A Treaty Does Not Make a Community: Race and Migration in Barbados

Stacey L. Cumberbatch

Advisor: Zofia Burr, PhD, Department of English

Committee Members: Dae Young Kim, Michael Malouf, Susan Harewood

Enterprise Hall, #318
October 28, 2015, 12:30 PM to 09:30 AM

Abstract:

This dissertation is about the racialization of immigration in Barbados. Between 2008 and 2010, the topic of immigration generated a heated debate in Barbados. The so-called ‘immigration problem’ resulted from increasing numbers of undocumented immigrants coming from neighboring Caribbean countries, especially from Guyana. The debates about the undocumented immigrants problematize them in ways that focus on their race, suggesting that the problem is not so much, or not only, their undocumented status, but more so their race.

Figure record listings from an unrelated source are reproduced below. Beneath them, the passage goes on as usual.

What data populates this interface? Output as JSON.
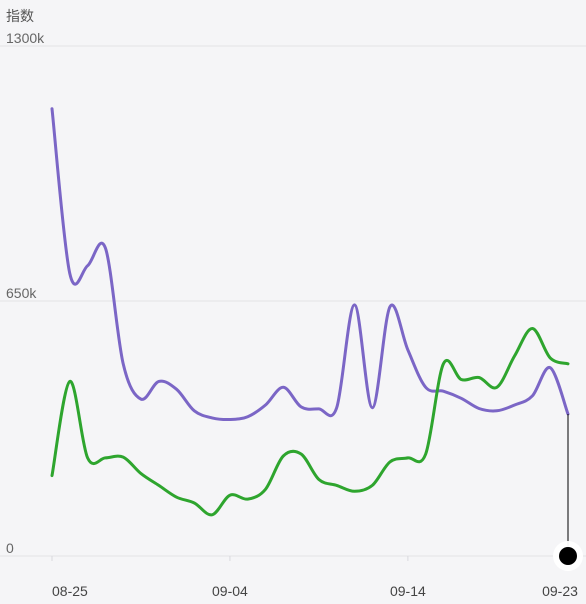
{
  "colors": {
    "purple": "#7b66c6",
    "green": "#2ea52e",
    "grid": "#e3e3e6",
    "cursor": "#000000"
  },
  "chart_data": {
    "type": "line",
    "ylabel": "指数",
    "ylim": [
      0,
      1300000
    ],
    "yticks": [
      {
        "value": 0,
        "label": "0"
      },
      {
        "value": 650000,
        "label": "650k"
      },
      {
        "value": 1300000,
        "label": "1300k"
      }
    ],
    "xlim": [
      "2025-08-25",
      "2025-09-23"
    ],
    "xticks": [
      "08-25",
      "09-04",
      "09-14",
      "09-23"
    ],
    "grid": true,
    "series": [
      {
        "color": "#7b66c6",
        "points": [
          [
            "2025-08-25",
            1140000
          ],
          [
            "2025-08-26",
            720000
          ],
          [
            "2025-08-27",
            740000
          ],
          [
            "2025-08-28",
            785000
          ],
          [
            "2025-08-29",
            490000
          ],
          [
            "2025-08-30",
            400000
          ],
          [
            "2025-08-31",
            445000
          ],
          [
            "2025-09-01",
            425000
          ],
          [
            "2025-09-02",
            370000
          ],
          [
            "2025-09-03",
            352000
          ],
          [
            "2025-09-04",
            348000
          ],
          [
            "2025-09-05",
            355000
          ],
          [
            "2025-09-06",
            385000
          ],
          [
            "2025-09-07",
            430000
          ],
          [
            "2025-09-08",
            380000
          ],
          [
            "2025-09-09",
            375000
          ],
          [
            "2025-09-10",
            378000
          ],
          [
            "2025-09-11",
            640000
          ],
          [
            "2025-09-12",
            378000
          ],
          [
            "2025-09-13",
            636000
          ],
          [
            "2025-09-14",
            525000
          ],
          [
            "2025-09-15",
            430000
          ],
          [
            "2025-09-16",
            420000
          ],
          [
            "2025-09-17",
            402000
          ],
          [
            "2025-09-18",
            376000
          ],
          [
            "2025-09-19",
            370000
          ],
          [
            "2025-09-20",
            385000
          ],
          [
            "2025-09-21",
            408000
          ],
          [
            "2025-09-22",
            480000
          ],
          [
            "2025-09-23",
            362000
          ]
        ]
      },
      {
        "color": "#2ea52e",
        "points": [
          [
            "2025-08-25",
            205000
          ],
          [
            "2025-08-26",
            445000
          ],
          [
            "2025-08-27",
            250000
          ],
          [
            "2025-08-28",
            250000
          ],
          [
            "2025-08-29",
            252000
          ],
          [
            "2025-08-30",
            210000
          ],
          [
            "2025-08-31",
            180000
          ],
          [
            "2025-09-01",
            150000
          ],
          [
            "2025-09-02",
            135000
          ],
          [
            "2025-09-03",
            105000
          ],
          [
            "2025-09-04",
            155000
          ],
          [
            "2025-09-05",
            145000
          ],
          [
            "2025-09-06",
            170000
          ],
          [
            "2025-09-07",
            255000
          ],
          [
            "2025-09-08",
            260000
          ],
          [
            "2025-09-09",
            195000
          ],
          [
            "2025-09-10",
            180000
          ],
          [
            "2025-09-11",
            165000
          ],
          [
            "2025-09-12",
            180000
          ],
          [
            "2025-09-13",
            240000
          ],
          [
            "2025-09-14",
            250000
          ],
          [
            "2025-09-15",
            260000
          ],
          [
            "2025-09-16",
            490000
          ],
          [
            "2025-09-17",
            450000
          ],
          [
            "2025-09-18",
            455000
          ],
          [
            "2025-09-19",
            430000
          ],
          [
            "2025-09-20",
            510000
          ],
          [
            "2025-09-21",
            580000
          ],
          [
            "2025-09-22",
            505000
          ],
          [
            "2025-09-23",
            490000
          ]
        ]
      }
    ]
  }
}
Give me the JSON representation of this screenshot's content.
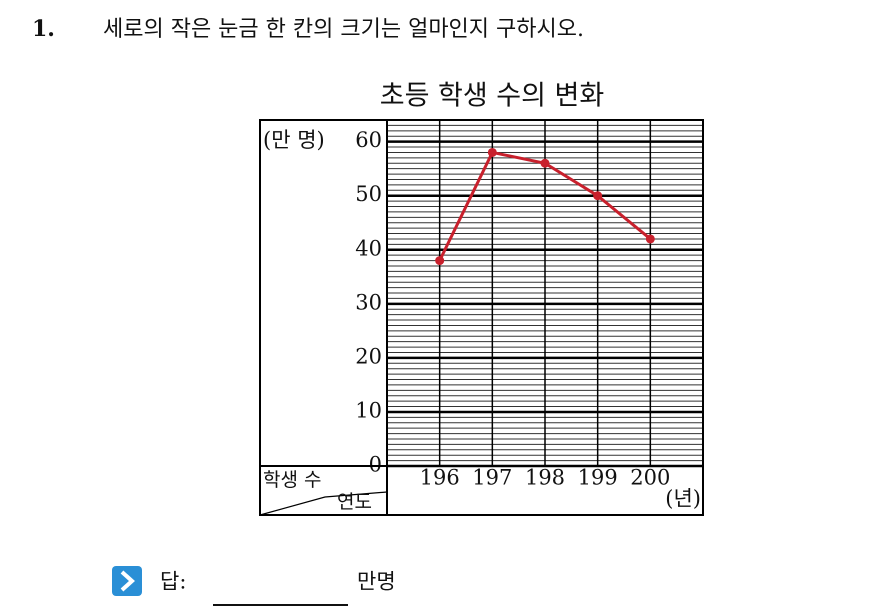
{
  "question": {
    "number": "1.",
    "text": "세로의 작은 눈금 한 칸의 크기는 얼마인지 구하시오."
  },
  "chart_data": {
    "type": "line",
    "title": "초등 학생 수의 변화",
    "y_unit": "(만 명)",
    "x_unit": "(년)",
    "y_label": "학생 수",
    "x_label": "연도",
    "categories": [
      "196",
      "197",
      "198",
      "199",
      "200"
    ],
    "values": [
      38,
      58,
      56,
      50,
      42
    ],
    "color": "#c8202c",
    "ylim": [
      0,
      64
    ],
    "yticks": [
      0,
      10,
      20,
      30,
      40,
      50,
      60
    ],
    "grid": true
  },
  "answer": {
    "label": "답:",
    "unit": "만명"
  }
}
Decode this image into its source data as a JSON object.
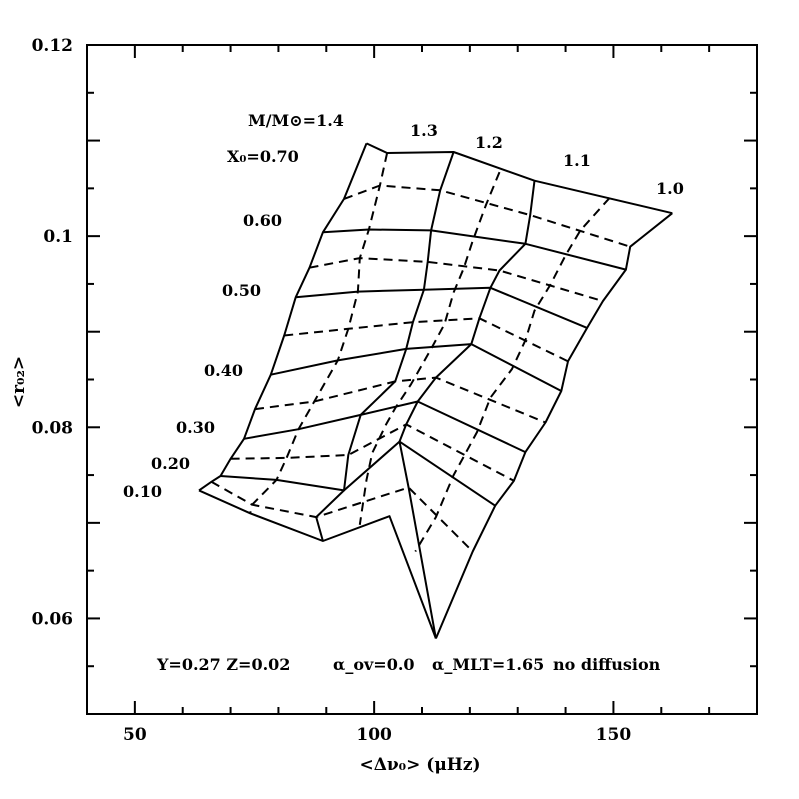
{
  "chart_data": {
    "type": "line",
    "title": "",
    "xlabel": "<Δν₀> (μHz)",
    "ylabel": "<r₀₂>",
    "xlim": [
      40,
      180
    ],
    "ylim": [
      0.05,
      0.12
    ],
    "x_ticks": [
      50,
      100,
      150
    ],
    "y_ticks": [
      0.06,
      0.08,
      0.1,
      0.12
    ],
    "x_tick_labels": [
      "50",
      "100",
      "150"
    ],
    "y_tick_labels": [
      "0.06",
      "0.08",
      "0.1",
      "0.12"
    ],
    "grid": false,
    "note": {
      "main": "Y=0.27 Z=0.02",
      "alpha_ov": "α_ov=0.0",
      "alpha_mlt": "α_MLT=1.65",
      "extra": "no diffusion"
    },
    "mass_header": "M/M⊙=1.4",
    "xc_header": "X₀=0.70",
    "mass_labels": [
      "1.3",
      "1.2",
      "1.1",
      "1.0"
    ],
    "xc_labels": [
      "0.60",
      "0.50",
      "0.40",
      "0.30",
      "0.20",
      "0.10"
    ],
    "series": [
      {
        "style": "solid",
        "points": [
          [
            98.4,
            0.1097
          ],
          [
            102.7,
            0.1087
          ],
          [
            116.6,
            0.1088
          ],
          [
            133.5,
            0.1058
          ],
          [
            162.3,
            0.1024
          ]
        ]
      },
      {
        "style": "solid",
        "points": [
          [
            89.3,
            0.1004
          ],
          [
            98.9,
            0.1007
          ],
          [
            111.9,
            0.1006
          ],
          [
            131.6,
            0.0992
          ],
          [
            152.6,
            0.0965
          ]
        ]
      },
      {
        "style": "solid",
        "points": [
          [
            83.6,
            0.0936
          ],
          [
            96.6,
            0.0942
          ],
          [
            110.4,
            0.0944
          ],
          [
            124.3,
            0.0946
          ],
          [
            144.5,
            0.0904
          ]
        ]
      },
      {
        "style": "solid",
        "points": [
          [
            78.4,
            0.0855
          ],
          [
            92.4,
            0.087
          ],
          [
            106.7,
            0.0882
          ],
          [
            120.3,
            0.0887
          ],
          [
            139.1,
            0.0838
          ]
        ]
      },
      {
        "style": "solid",
        "points": [
          [
            72.8,
            0.0788
          ],
          [
            84.2,
            0.0798
          ],
          [
            97.2,
            0.0813
          ],
          [
            109.1,
            0.0827
          ],
          [
            131.6,
            0.0774
          ]
        ]
      },
      {
        "style": "solid",
        "points": [
          [
            67.9,
            0.0749
          ],
          [
            79.6,
            0.0745
          ],
          [
            93.7,
            0.0734
          ],
          [
            105.3,
            0.0785
          ],
          [
            125.3,
            0.0718
          ]
        ]
      },
      {
        "style": "solid",
        "points": [
          [
            63.4,
            0.0734
          ],
          [
            74.1,
            0.071
          ],
          [
            89.3,
            0.0681
          ],
          [
            103.2,
            0.0707
          ],
          [
            112.9,
            0.0579
          ]
        ]
      },
      {
        "style": "solid",
        "points": [
          [
            98.4,
            0.1097
          ],
          [
            93.7,
            0.1039
          ],
          [
            89.3,
            0.1004
          ],
          [
            86.5,
            0.0967
          ],
          [
            83.6,
            0.0936
          ],
          [
            81.2,
            0.0896
          ],
          [
            78.4,
            0.0855
          ],
          [
            75.1,
            0.0819
          ],
          [
            72.8,
            0.0788
          ],
          [
            70.0,
            0.0767
          ],
          [
            67.9,
            0.0749
          ],
          [
            66.0,
            0.0743
          ],
          [
            63.4,
            0.0734
          ]
        ]
      },
      {
        "style": "solid",
        "points": [
          [
            116.6,
            0.1088
          ],
          [
            113.8,
            0.1048
          ],
          [
            111.9,
            0.1006
          ],
          [
            111.2,
            0.0973
          ],
          [
            110.4,
            0.0944
          ],
          [
            108.1,
            0.091
          ],
          [
            106.7,
            0.0882
          ],
          [
            104.4,
            0.0848
          ],
          [
            97.2,
            0.0813
          ],
          [
            94.6,
            0.0771
          ],
          [
            93.7,
            0.0734
          ],
          [
            87.9,
            0.0706
          ],
          [
            89.3,
            0.0681
          ]
        ]
      },
      {
        "style": "solid",
        "points": [
          [
            133.5,
            0.1058
          ],
          [
            132.6,
            0.1022
          ],
          [
            131.6,
            0.0992
          ],
          [
            126.2,
            0.0964
          ],
          [
            124.3,
            0.0946
          ],
          [
            122.0,
            0.0914
          ],
          [
            120.3,
            0.0887
          ],
          [
            112.9,
            0.0852
          ],
          [
            109.1,
            0.0827
          ],
          [
            106.7,
            0.0803
          ],
          [
            105.3,
            0.0785
          ],
          [
            107.2,
            0.0737
          ],
          [
            112.9,
            0.0579
          ]
        ]
      },
      {
        "style": "solid",
        "points": [
          [
            162.3,
            0.1024
          ],
          [
            153.5,
            0.0989
          ],
          [
            152.6,
            0.0965
          ],
          [
            147.8,
            0.0932
          ],
          [
            144.5,
            0.0904
          ],
          [
            140.5,
            0.0869
          ],
          [
            139.1,
            0.0838
          ],
          [
            135.8,
            0.0805
          ],
          [
            131.6,
            0.0774
          ],
          [
            129.2,
            0.0744
          ],
          [
            125.3,
            0.0718
          ],
          [
            120.6,
            0.067
          ],
          [
            112.9,
            0.0579
          ]
        ]
      },
      {
        "style": "dashed",
        "points": [
          [
            102.7,
            0.1087
          ],
          [
            101.2,
            0.1053
          ],
          [
            98.9,
            0.1007
          ],
          [
            97.0,
            0.0977
          ],
          [
            96.6,
            0.0942
          ],
          [
            94.6,
            0.0903
          ],
          [
            92.4,
            0.087
          ],
          [
            87.5,
            0.0827
          ],
          [
            84.2,
            0.0798
          ],
          [
            81.7,
            0.0768
          ],
          [
            79.6,
            0.0745
          ],
          [
            74.5,
            0.0719
          ],
          [
            74.1,
            0.071
          ]
        ]
      },
      {
        "style": "dashed",
        "points": [
          [
            126.2,
            0.1067
          ],
          [
            123.4,
            0.1033
          ],
          [
            120.6,
            0.0995
          ],
          [
            118.7,
            0.0966
          ],
          [
            116.6,
            0.0941
          ],
          [
            114.7,
            0.0908
          ],
          [
            111.9,
            0.0882
          ],
          [
            107.7,
            0.0845
          ],
          [
            104.4,
            0.082
          ],
          [
            102.5,
            0.0803
          ],
          [
            99.6,
            0.0773
          ],
          [
            98.4,
            0.0745
          ],
          [
            97.0,
            0.0698
          ]
        ]
      },
      {
        "style": "dashed",
        "points": [
          [
            149.2,
            0.104
          ],
          [
            143.1,
            0.1006
          ],
          [
            140.0,
            0.098
          ],
          [
            136.8,
            0.0949
          ],
          [
            133.5,
            0.0922
          ],
          [
            131.6,
            0.0891
          ],
          [
            128.8,
            0.0861
          ],
          [
            124.3,
            0.0831
          ],
          [
            121.5,
            0.0795
          ],
          [
            118.7,
            0.0769
          ],
          [
            116.6,
            0.075
          ],
          [
            112.9,
            0.0706
          ],
          [
            108.6,
            0.067
          ]
        ]
      },
      {
        "style": "dashed",
        "points": [
          [
            93.7,
            0.1039
          ],
          [
            101.2,
            0.1053
          ],
          [
            113.8,
            0.1048
          ],
          [
            132.6,
            0.1022
          ],
          [
            153.5,
            0.0989
          ]
        ]
      },
      {
        "style": "dashed",
        "points": [
          [
            86.5,
            0.0967
          ],
          [
            97.0,
            0.0977
          ],
          [
            111.2,
            0.0973
          ],
          [
            126.2,
            0.0964
          ],
          [
            147.8,
            0.0932
          ]
        ]
      },
      {
        "style": "dashed",
        "points": [
          [
            81.2,
            0.0896
          ],
          [
            94.6,
            0.0903
          ],
          [
            108.1,
            0.091
          ],
          [
            122.0,
            0.0914
          ],
          [
            140.5,
            0.0869
          ]
        ]
      },
      {
        "style": "dashed",
        "points": [
          [
            75.1,
            0.0819
          ],
          [
            87.5,
            0.0827
          ],
          [
            104.4,
            0.0848
          ],
          [
            112.9,
            0.0852
          ],
          [
            135.8,
            0.0805
          ]
        ]
      },
      {
        "style": "dashed",
        "points": [
          [
            70.0,
            0.0767
          ],
          [
            81.7,
            0.0768
          ],
          [
            94.6,
            0.0771
          ],
          [
            106.7,
            0.0803
          ],
          [
            129.2,
            0.0744
          ]
        ]
      },
      {
        "style": "dashed",
        "points": [
          [
            66.0,
            0.0743
          ],
          [
            74.5,
            0.0719
          ],
          [
            87.9,
            0.0706
          ],
          [
            107.2,
            0.0737
          ],
          [
            120.6,
            0.067
          ]
        ]
      }
    ],
    "color": "#000000"
  }
}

This becomes more apparent when Indian Guyanese are singled out as being unsuitable and unwelcome immigrants while similar sentiments about black Guyanese are not as strong, or altogether absent. This problem is particularly significant because it occurs at the critical juncture when Caribbean countries are implementing a regional integration strategy, the CARICOM Single Market and Economy (CSME), which would permit the free movement of labor between member states, and for all intents and purposes unify them. I use textual analysis of the immigration debates taking place on blogs, regional integration treaties and immigration policies for this dissertation. The analysis in this dissertation is informed by critical race studies, Caribbean studies and post-colonial studies, and is written from a cultural studies perspective that emphasizes contextualized research. The dissertation offers chapters on the responses to the immigrants as well as chapters that situate the work within the larger scope of the history of race relations in the Caribbean and regional integration. The dissertation makes the argument that colonial discourses of race have been employed to problematize and racialize the immigrants and to justify why they should be kept out of Barbados.